A Multiple Radar Approach for Automatic Target Recognition of Aircraft using Inverse Synthetic Aperture Radar

TL;DR

This paper presents a multi-radar CNN approach using simulated complex SAR/ISAR data for aircraft recognition, achieving higher accuracy and faster training than traditional methods.

Contribution

Introduces a multi-radar approach with complex-valued CNN trained on simulated data, improving aircraft recognition accuracy in SAR/ISAR ATR tasks.

Findings

Multi-radar approach increases recognition accuracy.

Simulated complex data enhances CNN training.

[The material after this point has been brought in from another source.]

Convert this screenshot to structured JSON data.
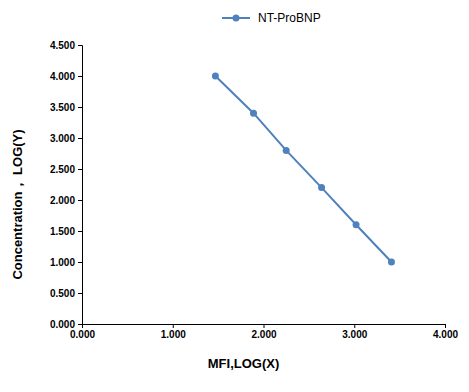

Optimal number of radars improves detection performance.

Abstract

Along with the improvement of radar technologies, Automatic Target Recognition (ATR) using Synthetic Aperture Radar (SAR) and Inverse SAR (ISAR) has come to be an active research area. SAR/ISAR are radar techniques to generate a two-dimensional high-resolution image of a target. Unlike other similar experiments using Convolutional Neural Networks (CNN) to solve this problem, we utilize an unusual approach that leads to better performance and faster training times. Our CNN uses complex values generated by a simulation to train the network; additionally, we utilize a multi-radar approach to increase the accuracy of the training and testing processes, thus resulting in higher accuracies than the other papers working on SAR/ISAR ATR. We generated our dataset with 7 different aircraft models with a radar simulator we developed called RadarPixel; it is a Windows GUI program implemented using Matlab and Java programming, the simulator is capable of accurately replicating a real SAR/ISAR configurations. Our objective is to utilize our multi-radar technique and determine the optimal number of radars needed to detect and classify targets.